If our universities no longer support a “pursuit of truth,” about any endeavor studying the “nature of our perceivable reality,” from a rigorous application of the scientific method, as well as an authentic honesty, based on critical self reflection, then a sustainable future in a democracy is not possible.
The political strategy for distorting the truth, spreading misinformation and character-assassination has under-mined the American collective psyche, especially in certain generations, faith-in-ourselves AND instilled a mis-trust in our governance.
Hence, more than ever will future American citizen-students need to be guided by role models with integrity and taught critical and creative thinking?
That very question loomed large from a dream I had this very week, based on my years in academia, which guided me to raise these similar questions!
Seems to me the out-spoken professors and the whistle-blowers ARE becoming visionaries for the future health and integrity of each and every individual among us AND for the freedom to speak the truth in the interest of high productivity in our institutions OF higher learning AND in our democratic government.
Are enough American voting-citizens given sufficient and accurate information to evolve into informed and wise voters in our next democratic election THIS Fall?
Are enough American voters clear enough to realize, as an informed voter, that voting with the benefit of seemingly polarized, yet civil debate, that we Americans can reach the most informed and creative consensus votes for all voters?
Thanks for the timeliness of suggesting A Needed Coalition for Academic Freedom, a place where censored visionaries might find support and recognition until enough citizens are sufficiently aware to take informed actions, including voting locally, in professional and union associations and at the state and federal levels.
Where do I sign up?
Dr.
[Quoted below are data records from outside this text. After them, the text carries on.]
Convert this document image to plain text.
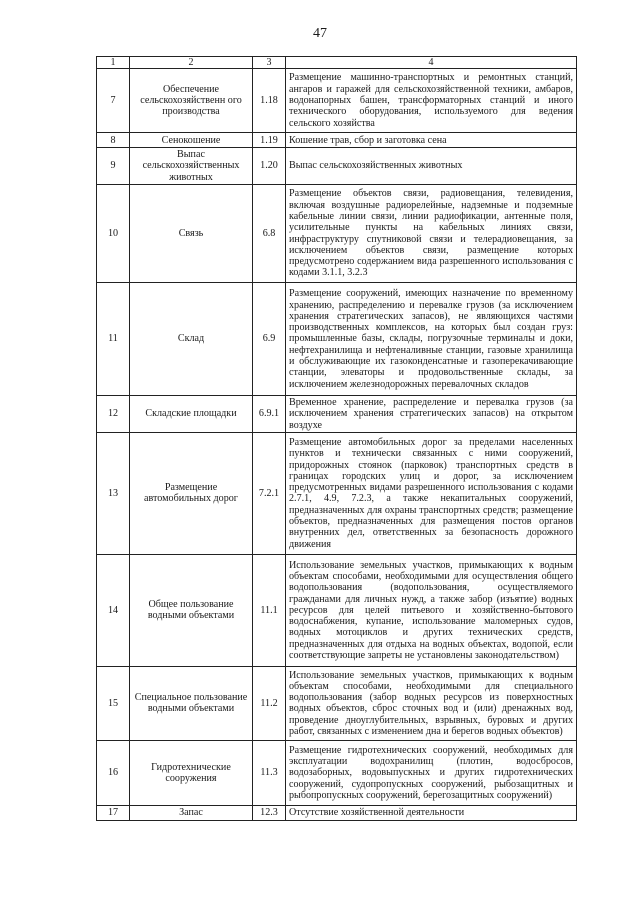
47
1	2	3	4
7	Обеспечение сельскохозяйственн ого производства	1.18	Размещение машинно-транспортных и ремонтных станций, ангаров и гаражей для сельскохозяйственной техники, амбаров, водонапорных башен, трансформаторных станций и иного технического оборудования, используемого для ведения сельского хозяйства
8	Сенокошение	1.19	Кошение трав, сбор и заготовка сена
9	Выпас сельскохозяйственных животных	1.20	Выпас сельскохозяйственных животных
10	Связь	6.8	Размещение объектов связи, радиовещания, телевидения, включая воздушные радиорелейные, надземные и подземные кабельные линии связи, линии радиофикации, антенные поля, усилительные пункты на кабельных линиях связи, инфраструктуру спутниковой связи и телерадиовещания, за исключением объектов связи, размещение которых предусмотрено содержанием вида разрешенного использования с кодами 3.1.1, 3.2.3
11	Склад	6.9	Размещение сооружений, имеющих назначение по временному хранению, распределению и перевалке грузов (за исключением хранения стратегических запасов), не являющихся частями производственных комплексов, на которых был создан груз: промышленные базы, склады, погрузочные терминалы и доки, нефтехранилища и нефтеналивные станции, газовые хранилища и обслуживающие их газоконденсатные и газоперекачивающие станции, элеваторы и продовольственные склады, за исключением железнодорожных перевалочных складов
12	Складские площадки	6.9.1	Временное хранение, распределение и перевалка грузов (за исключением хранения стратегических запасов) на открытом воздухе
13	Размещение автомобильных дорог	7.2.1	Размещение автомобильных дорог за пределами населенных пунктов и технически связанных с ними сооружений, придорожных стоянок (парковок) транспортных средств в границах городских улиц и дорог, за исключением предусмотренных видами разрешенного использования с кодами 2.7.1, 4.9, 7.2.3, а также некапитальных сооружений, предназначенных для охраны транспортных средств; размещение объектов, предназначенных для размещения постов органов внутренних дел, ответственных за безопасность дорожного движения
14	Общее пользование водными объектами	11.1	Использование земельных участков, примыкающих к водным объектам способами, необходимыми для осуществления общего водопользования (водопользования, осуществляемого гражданами для личных нужд, а также забор (изъятие) водных ресурсов для целей питьевого и хозяйственно-бытового водоснабжения, купание, использование маломерных судов, водных мотоциклов и других технических средств, предназначенных для отдыха на водных объектах, водопой, если соответствующие запреты не установлены законодательством)
15	Специальное пользование водными объектами	11.2	Использование земельных участков, примыкающих к водным объектам способами, необходимыми для специального водопользования (забор водных ресурсов из поверхностных водных объектов, сброс сточных вод и (или) дренажных вод, проведение дноуглубительных, взрывных, буровых и других работ, связанных с изменением дна и берегов водных объектов)
16	Гидротехнические сооружения	11.3	Размещение гидротехнических сооружений, необходимых для эксплуатации водохранилищ (плотин, водосбросов, водозаборных, водовыпускных и других гидротехнических сооружений, судопропускных сооружений, рыбозащитных и рыбопропускных сооружений, берегозащитных сооружений)
17	Запас	12.3	Отсутствие хозяйственной деятельности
Roberta Shoemaker-Beal
Thank you. I keep shaking my head over the Yale handling of this matter and that it could get away with it in court. I'm probably accurate in thinking that it's part of the general climate of fear and intimidation as long as the Trump/Republican Party (now the Cult of Trump Personality) continues. I know that the Democratic Party politicians aren't perfect, as I keep in mind how not to let the "perfect be the enemy of the good." So, vote Blue!